The Port of Houston handles over two-thirds of the Gulf of Mexico’s container cargoes, which is the sixth busiest container gateway in the United States.
With funds from the Commodity Credit Corporation, the Agricultural Marketing Service (AMS) will cover 50% of the cost of obtaining and leasing an additional 1,060 chassis during the first year of its five-year lease.
The Port of Houston Frozen Protein Shipping Alliance, which includes the Global Cold Chain Alliance (GCCA), applauds the USDA’s decision.
“Houston is an important port for the movement of US poultry, beef and pork, totaling a half-billion dollars in 2021, and demand is projected to increase in 2022,” GCCA said. “However, limited availability of equipment, specifically chassis, at the port to move and position reefer containers risks the loss of millions in additional sales and would have broader impacts across the food supply chain.”

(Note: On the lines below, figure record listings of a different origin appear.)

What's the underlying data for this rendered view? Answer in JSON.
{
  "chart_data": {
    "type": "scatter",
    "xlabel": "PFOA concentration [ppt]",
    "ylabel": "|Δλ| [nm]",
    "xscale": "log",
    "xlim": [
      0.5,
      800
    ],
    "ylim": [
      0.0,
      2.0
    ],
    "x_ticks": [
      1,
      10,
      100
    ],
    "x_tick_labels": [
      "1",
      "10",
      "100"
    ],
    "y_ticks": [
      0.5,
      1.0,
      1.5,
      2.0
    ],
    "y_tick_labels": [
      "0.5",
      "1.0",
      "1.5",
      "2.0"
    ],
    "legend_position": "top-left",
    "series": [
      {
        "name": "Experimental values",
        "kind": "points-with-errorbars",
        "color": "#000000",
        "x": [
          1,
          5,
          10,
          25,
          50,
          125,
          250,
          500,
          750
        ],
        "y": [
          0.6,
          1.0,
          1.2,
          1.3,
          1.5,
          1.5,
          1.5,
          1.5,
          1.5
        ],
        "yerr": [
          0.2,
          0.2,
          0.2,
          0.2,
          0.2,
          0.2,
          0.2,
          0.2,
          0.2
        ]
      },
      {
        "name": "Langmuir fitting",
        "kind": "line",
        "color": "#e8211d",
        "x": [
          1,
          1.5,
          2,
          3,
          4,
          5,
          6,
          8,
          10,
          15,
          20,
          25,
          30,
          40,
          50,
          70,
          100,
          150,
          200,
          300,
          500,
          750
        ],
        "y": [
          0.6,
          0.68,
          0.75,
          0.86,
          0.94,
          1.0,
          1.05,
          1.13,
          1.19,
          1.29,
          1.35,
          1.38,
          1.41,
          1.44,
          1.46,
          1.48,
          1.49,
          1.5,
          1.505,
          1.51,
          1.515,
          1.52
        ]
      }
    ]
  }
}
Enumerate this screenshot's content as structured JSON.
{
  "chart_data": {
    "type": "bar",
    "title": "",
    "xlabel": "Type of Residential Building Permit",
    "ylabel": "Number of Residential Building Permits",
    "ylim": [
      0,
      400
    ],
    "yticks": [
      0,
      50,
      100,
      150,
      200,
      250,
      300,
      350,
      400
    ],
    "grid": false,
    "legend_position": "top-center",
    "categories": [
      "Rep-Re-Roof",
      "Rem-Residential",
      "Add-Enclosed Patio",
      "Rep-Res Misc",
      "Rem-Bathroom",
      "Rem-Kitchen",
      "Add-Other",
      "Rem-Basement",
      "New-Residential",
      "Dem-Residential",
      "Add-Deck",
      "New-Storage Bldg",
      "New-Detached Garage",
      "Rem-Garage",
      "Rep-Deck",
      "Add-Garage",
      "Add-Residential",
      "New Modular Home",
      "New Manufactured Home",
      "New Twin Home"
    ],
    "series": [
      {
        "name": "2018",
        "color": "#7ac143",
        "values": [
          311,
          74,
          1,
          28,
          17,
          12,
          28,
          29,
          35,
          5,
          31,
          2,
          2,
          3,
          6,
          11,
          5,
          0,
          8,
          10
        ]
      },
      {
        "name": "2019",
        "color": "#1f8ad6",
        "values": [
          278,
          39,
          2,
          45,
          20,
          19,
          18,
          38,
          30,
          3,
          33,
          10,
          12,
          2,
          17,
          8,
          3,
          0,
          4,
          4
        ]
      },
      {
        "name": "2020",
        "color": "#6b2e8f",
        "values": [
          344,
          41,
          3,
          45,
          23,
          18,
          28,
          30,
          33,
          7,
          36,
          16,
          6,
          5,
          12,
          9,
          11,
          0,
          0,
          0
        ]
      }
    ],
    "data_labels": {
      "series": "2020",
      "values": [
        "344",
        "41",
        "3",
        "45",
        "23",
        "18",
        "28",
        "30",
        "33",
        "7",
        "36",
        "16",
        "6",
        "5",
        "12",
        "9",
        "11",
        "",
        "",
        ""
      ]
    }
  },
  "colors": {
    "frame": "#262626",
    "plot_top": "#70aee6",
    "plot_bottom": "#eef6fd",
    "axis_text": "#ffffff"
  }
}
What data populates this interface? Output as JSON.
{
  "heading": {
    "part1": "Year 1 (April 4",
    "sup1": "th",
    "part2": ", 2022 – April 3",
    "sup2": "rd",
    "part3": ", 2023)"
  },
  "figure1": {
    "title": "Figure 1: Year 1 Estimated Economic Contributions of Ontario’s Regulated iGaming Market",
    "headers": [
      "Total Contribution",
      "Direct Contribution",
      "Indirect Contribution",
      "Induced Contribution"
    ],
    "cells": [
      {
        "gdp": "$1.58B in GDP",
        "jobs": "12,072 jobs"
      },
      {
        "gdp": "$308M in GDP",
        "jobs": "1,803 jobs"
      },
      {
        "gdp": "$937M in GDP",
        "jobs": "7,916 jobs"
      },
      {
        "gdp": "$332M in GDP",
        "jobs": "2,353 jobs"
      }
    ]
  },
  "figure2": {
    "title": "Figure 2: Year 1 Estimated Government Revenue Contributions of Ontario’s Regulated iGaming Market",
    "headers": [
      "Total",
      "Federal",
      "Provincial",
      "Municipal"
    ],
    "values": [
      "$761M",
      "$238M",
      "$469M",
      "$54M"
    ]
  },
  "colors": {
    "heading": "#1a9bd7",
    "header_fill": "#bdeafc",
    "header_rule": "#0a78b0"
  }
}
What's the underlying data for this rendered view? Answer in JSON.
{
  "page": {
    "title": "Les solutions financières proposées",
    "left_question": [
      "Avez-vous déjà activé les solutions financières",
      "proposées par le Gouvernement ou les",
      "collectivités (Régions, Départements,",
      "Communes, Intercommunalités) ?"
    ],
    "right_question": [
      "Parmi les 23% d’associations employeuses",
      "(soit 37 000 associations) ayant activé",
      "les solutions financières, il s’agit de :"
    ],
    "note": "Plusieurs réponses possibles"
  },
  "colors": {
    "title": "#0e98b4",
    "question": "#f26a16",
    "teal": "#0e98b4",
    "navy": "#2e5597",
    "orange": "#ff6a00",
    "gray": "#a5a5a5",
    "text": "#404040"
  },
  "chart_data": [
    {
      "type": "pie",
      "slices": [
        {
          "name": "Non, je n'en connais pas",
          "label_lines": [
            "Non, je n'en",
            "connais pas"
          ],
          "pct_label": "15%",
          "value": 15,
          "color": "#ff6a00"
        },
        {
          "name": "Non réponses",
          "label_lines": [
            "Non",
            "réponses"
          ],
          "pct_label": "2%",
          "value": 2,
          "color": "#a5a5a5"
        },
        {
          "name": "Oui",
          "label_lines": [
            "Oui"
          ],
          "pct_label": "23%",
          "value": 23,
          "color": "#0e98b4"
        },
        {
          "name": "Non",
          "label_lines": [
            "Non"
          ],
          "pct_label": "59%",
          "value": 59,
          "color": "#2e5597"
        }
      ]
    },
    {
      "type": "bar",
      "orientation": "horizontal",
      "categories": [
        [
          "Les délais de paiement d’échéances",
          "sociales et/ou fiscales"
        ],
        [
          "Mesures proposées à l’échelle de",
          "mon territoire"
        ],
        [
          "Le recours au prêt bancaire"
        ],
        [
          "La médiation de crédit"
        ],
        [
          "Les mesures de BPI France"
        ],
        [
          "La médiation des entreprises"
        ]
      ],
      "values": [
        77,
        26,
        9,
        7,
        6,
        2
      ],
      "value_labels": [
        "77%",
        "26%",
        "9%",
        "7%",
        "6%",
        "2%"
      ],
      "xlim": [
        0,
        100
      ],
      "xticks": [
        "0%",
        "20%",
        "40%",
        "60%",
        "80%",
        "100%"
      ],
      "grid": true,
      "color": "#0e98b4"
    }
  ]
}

The GCCA added, “The newly announced partnership will enable the Port of Houston to establish a dedicated chassis pool and is a critical step to help meet the growing demand for refrigerated container trade. The Alliance greatly appreciates the support from USDA to ensure that the Port of Houston will be able to fully utilize its current capacity for reefers and avoid the risk of turning away or delaying exports.”
Other members of the Alliance include Agriculture Transportation Coalition, North American Meat Institute, Texas Poultry Federation, USA Poultry & Egg Export Council and US Meat Export Federation.
In addition, USDA is extending its existing partnership with the Northwest Seaport Alliance (NWSA), which was originally formed on March 18, to load containers on ships more quickly at the export terminals. At NWSA in Tacoma, a 16-acre near-dock facility “pop up” site will be used to accept either dry agricultural or reefer containers for temporary storage to help reduce operational hurdles and costs.
The Farm Service Agency (FSA) will provide payments of $200 per dry container and $400 per reefer container to help cover the additional logistical costs of moving the container twice, first to the preposition site and then to the terminal loading the vessel, along with the cost of temporary storage.
“American farmers and ranchers depend on a reliable and efficient transportation system to move their products to market,” Vilsack said. “As part of the Biden-Harris administration’s creative approaches to improve port operation, we are collaborating with partners in the supply chain to adapt and overcome challenges facing agriculture. USDA is pleased to announce the partnership with the Port of Houston and the expanded collaboration with NWSA to further ease port congestion. Through these investments, we continue to deliver on our promise to bolster the supply chain and support American-grown food and fiber.”